Is there anything so warm and reassuring, so constant and reliable as family?
Yes: The great grinding steel wheel of karma.
Yes: The great grinding steel wheel of karma.
Regret by Tabitha Wilson
The house is burning down. I am maybe half a mile away, but I can smell it plain as day. I walk, one foot in front of the other, steadily hauling my ass out of town. No reason to stick around this dump anymore, not since my family passed.
Funny thing about regret, it doesn’t hit you where you think it ought to. For instance, take me. You’d think I’d be bawling my eyes out over losing a wife and kids, their memories playing across my brain like a private picture show. But that’s not where my mind is focused. No sir. I am thinking long and hard about Penny from the bank. I really think there was something there, the way she’d look at me sideways from the teller counter while I was dealing with a client at my desk. Penny. We could have had it all. I know that in my heart.
My wife is—excuse me—was, quite a looker. Can’t tell you the number of times she was responsible for a traffic jam. She could literally stop traffic with that tight little figure. All my friends were jealous up to their eyeballs, stopping by the house whenever they could to catch a glimpse or two of heaven. But you live with someone day in and day out, most days you don’t even notice if they’re still breathing. Until they’re not. Then it’s time to haul your ass out of town.
I wish I could have taken the car, but that wouldn't have made any sense. Not when you take into account most folks will naturally assume that’s my charred body up in the master bedroom in a few hours time. What can I say? Ned Biederman had it coming, candy-ass interior designer. I’ll say this honestly. I thought he was a fruit. I think everyone did. My wife sure didn’t.

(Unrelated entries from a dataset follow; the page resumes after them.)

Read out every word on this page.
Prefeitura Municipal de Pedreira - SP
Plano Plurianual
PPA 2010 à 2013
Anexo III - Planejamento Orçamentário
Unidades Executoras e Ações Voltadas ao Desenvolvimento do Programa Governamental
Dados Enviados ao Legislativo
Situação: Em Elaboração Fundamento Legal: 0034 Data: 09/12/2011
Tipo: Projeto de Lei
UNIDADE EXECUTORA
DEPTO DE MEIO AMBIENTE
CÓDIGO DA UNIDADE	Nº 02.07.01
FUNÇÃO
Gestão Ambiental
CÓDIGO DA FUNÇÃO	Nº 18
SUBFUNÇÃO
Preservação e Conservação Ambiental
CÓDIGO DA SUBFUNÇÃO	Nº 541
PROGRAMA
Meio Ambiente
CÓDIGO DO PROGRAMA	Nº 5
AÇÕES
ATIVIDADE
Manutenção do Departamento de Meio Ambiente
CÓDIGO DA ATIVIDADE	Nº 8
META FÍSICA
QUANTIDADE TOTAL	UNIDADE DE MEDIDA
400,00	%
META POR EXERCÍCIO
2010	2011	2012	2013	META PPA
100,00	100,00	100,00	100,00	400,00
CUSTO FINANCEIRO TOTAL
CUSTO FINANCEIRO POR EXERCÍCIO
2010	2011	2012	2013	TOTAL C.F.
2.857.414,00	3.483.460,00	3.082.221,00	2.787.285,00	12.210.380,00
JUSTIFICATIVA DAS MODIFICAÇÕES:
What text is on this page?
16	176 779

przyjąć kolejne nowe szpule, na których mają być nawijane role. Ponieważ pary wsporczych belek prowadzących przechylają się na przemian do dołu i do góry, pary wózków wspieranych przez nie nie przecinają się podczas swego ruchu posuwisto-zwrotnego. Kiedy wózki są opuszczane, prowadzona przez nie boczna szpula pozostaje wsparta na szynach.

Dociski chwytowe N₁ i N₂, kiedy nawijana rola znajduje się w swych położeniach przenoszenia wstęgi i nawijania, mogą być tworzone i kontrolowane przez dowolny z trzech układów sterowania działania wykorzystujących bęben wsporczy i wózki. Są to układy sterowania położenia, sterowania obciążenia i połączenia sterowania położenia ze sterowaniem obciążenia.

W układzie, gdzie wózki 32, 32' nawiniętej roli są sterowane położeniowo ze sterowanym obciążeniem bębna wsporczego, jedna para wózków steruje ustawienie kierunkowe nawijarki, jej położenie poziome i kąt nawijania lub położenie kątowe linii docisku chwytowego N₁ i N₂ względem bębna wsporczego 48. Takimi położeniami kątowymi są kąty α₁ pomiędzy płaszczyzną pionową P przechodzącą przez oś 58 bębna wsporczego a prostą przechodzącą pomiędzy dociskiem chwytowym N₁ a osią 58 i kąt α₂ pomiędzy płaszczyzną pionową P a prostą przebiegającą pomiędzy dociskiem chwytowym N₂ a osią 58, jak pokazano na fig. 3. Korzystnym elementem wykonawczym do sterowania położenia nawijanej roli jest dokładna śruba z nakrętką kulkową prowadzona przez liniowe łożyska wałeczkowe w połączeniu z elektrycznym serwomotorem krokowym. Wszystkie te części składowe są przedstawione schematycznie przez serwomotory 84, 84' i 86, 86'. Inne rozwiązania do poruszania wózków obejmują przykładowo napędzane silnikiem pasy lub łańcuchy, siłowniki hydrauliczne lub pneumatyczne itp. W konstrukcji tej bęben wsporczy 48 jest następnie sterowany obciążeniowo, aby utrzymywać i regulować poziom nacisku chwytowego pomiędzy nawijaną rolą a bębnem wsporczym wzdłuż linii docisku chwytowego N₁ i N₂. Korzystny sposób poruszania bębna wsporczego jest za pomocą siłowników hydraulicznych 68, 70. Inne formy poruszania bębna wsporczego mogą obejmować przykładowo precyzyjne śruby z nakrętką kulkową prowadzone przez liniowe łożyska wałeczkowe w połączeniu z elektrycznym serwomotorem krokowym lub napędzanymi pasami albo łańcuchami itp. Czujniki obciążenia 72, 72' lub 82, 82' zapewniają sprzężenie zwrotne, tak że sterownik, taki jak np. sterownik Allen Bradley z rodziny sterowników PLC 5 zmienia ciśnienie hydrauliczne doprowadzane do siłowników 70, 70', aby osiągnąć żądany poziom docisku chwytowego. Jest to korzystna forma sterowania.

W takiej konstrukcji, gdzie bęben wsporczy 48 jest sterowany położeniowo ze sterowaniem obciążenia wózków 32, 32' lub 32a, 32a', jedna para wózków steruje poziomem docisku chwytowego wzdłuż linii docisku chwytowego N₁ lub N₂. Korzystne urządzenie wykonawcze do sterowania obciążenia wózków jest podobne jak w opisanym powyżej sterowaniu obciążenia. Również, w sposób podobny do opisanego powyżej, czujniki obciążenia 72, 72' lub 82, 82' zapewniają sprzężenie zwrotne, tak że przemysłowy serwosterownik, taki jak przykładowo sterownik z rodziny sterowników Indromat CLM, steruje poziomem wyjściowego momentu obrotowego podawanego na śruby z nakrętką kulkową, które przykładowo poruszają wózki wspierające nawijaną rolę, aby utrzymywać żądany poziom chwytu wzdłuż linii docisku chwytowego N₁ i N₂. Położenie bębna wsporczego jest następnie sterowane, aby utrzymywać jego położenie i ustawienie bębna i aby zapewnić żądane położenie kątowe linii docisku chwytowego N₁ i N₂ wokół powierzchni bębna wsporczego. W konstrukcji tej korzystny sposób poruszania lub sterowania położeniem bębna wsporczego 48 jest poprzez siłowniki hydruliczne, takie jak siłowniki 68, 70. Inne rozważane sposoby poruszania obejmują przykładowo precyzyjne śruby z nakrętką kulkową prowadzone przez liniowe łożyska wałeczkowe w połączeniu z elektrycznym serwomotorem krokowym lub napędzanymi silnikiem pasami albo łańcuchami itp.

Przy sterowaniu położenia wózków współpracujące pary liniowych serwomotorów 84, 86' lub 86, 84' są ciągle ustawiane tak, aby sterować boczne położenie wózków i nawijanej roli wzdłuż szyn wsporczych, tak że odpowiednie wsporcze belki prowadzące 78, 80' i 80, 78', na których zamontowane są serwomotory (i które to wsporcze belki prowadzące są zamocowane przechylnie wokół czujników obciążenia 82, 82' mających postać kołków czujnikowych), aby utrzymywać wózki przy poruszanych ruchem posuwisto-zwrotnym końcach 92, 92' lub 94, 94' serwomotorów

The bank was just a stepping-stone for me. I did well there, naturally, but I was always meant for bigger things. Even in grade school, the teachers would say, “That little Robert Jones is really something. He’s going to do something really wonderful one day.” And here I was, about to embark on something really wonderful. Sure, it was a cakewalk embezzling funds from the accounts of old folks around here. There’s plenty of them, too. Florida is nothing if not a haven for the affluently retired. You take a few dollars here, a few dollars there, and bam. Ten years later you’ve got a nice little nest egg waiting for you in an offshore account.
That damned wife of mine. Wanting to redecorate the house. I hate thinking of all the money I doled out to that fruit. Meanwhile, he was banging my wife in my own bed. There’s some regret for you. About thirty grand worth of regret. All your hard work, up in smoke now, pal.
I never really connected with the kids, to tell you the truth. Seemed as much to me like someone else’s kids as they did my own. Times I probably couldn’t even have told you their full names, but that’s partly because my wife was a damned Catholic and gave them each about five names. Foolishness, if you ask me. The oldest one, Billy, was probably my least favorite of the three. He reminded my of my pig snot little brother, so much so that there were times I didn’t wonder if maybe my wife had fooled around on me with him right about the time we were married. I might have to revisit that notion, now that I know about Ned Biederman.
I know there’s a car rental place over on Seever Street that’s pretty sketchy looking. That whole area is sketchy. I bet they won’t look too hard at old Ned’s driver’s license. We’re both sandy blondes. I guess my wife had a type, except I’m no fruit. Once I grab a car there, I’ll drive due south to the Keys, charter a plane, disappear. I probably should have done a little more planning, though. I don’t even have a phony ID yet. This Ned Biederman business just sprung up out of nowhere. Stroke of luck the fruit kept his passport in his leather design bag. I’ll look into a new identity once I’m safely out of this place.
It’s just past 3 o’clock as I approach the car rental place, way too early for it to be open, but there’s nowhere else to go. Sitting in all-night diner would be too risky. There’s a bench out front and considering I've just walked several miles and it’s the middle of the night, I’m going to rest a little while.
“Excuse me!” Someone is yanking me around. “Hey asshole, wake up!” I sit up groggily and wonder where I am. Two hoodlums stand before me in front of the bench. One shows me a gun.
“Give me your wallet, watch, phone, whatever you got in those fancy pockets, faggot,” the one with the gun says.
“What happened, your boyfriend toss you out?” They laugh as I begrudgingly hand over Ned’s wallet. I keep the passport, though. I also have my own IDs in my inner jacket pocket. I am not giving up on my dream. The kid with the gun starts rifling through Ned’s wallet.
“Wait a second, what the fuck? You’re Ned Biederman? This can’t be no coincidence. Oh man, dude. This the homo that broke up my parents a couple years ago and we had to move into an apartment in this shithole neighborhood.” The kid’s face crumples up a bit when he says it, and his grip tightens on the gun. My teeth begin to chatter. I’m no dummy. I already know what’s coming next. Forget Penny at the bank. Forget my wife. Forget the money. I regret not knowing my kids’ full names. Even now, I cannot remember them to save my life.